If you’ve never been on Deas Island, chances are you’ve at least been under it. Located atop the George Massey Tunnel, the park offers plenty of variety for its relatively compact size. The name is actually a bit of a misnomer, since the “island” has long been connected to the mainland with a roadway. If you can overlook the inaccuracy of its name, the park is a lovely spot to kick through piles of fallen leaves and enjoy a quiet afternoon stroll.

Unfortunately, this is one walk you'll pretty much surely need a car to access. From the south end of the George Massey Tunnel, take the second exit and follow the signs for River Road North. A short distance along River Road, you will see signage marking the park entrance. Turn in and park in the first parking lot.

Wide, flat trails of loose gravel with lengthy sections of sand. The route winds its way through trees along the shores of the island, so expect a fair bit of shade.

In general, large-wheeled strollers will have an easier time on these trails. There are significant sections of sand that would not make for easy pushing if you didn't have large wheels. Umbrella strollers are not recommended for this reason.

Departing from the first parking lot, the trail runs less than 5 km (return). With a few looping options, it’s easy to customize your walk depending on your available time (or how long junior sleeps).

Benches, washrooms (no change tables), picnic tables and large grassy areas are all readily available. Kids young and old may enjoy watching the cars stream into the tunnel from this unique vantage point.

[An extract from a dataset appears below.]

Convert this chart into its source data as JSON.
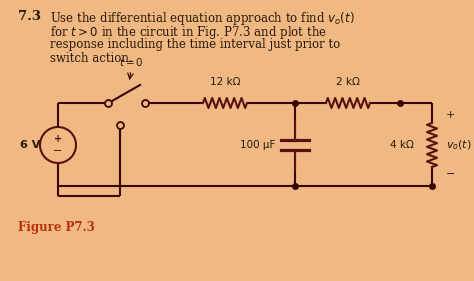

It’s not every day you get to see a shipwreck, but that’s exactly what you’ll see across the water from the southern side of the island. There is also a low tide beach located near the tip of the island which offers a spectacular spot to stop for lunch or just to watch the boat traffic along the river. The views of the Fraser River and Deas Slough are lovely from the trails, but are best seen from atop the viewing tower.

There are a number of horse stables nearby and the community of Ladner is a short drive down River Road. On the island itself are a few heritage buildings including Delta Agricultural Hall (1894), Burrvilla, a grand home (1906), and Inverholme, one-room schoolhouse (1909). Some folks (myself included) may enjoy watching the traffic enter the tunnel under the island...that's an attraction, right?

Dogs must be on a leash at all times. Bikes are only permitted on the roadways throughout the park.

IMPORTANT: Any adventure in the outdoors carries a certain level of risk. The route information and maps contained in this blog are provided as rough guidelines only and are based on just one person's experience. Baby Meets Trail and its authors are not responsible for any harm that may occur while attempting one of the posted walks. We will, however, take credit if you have an excellent time!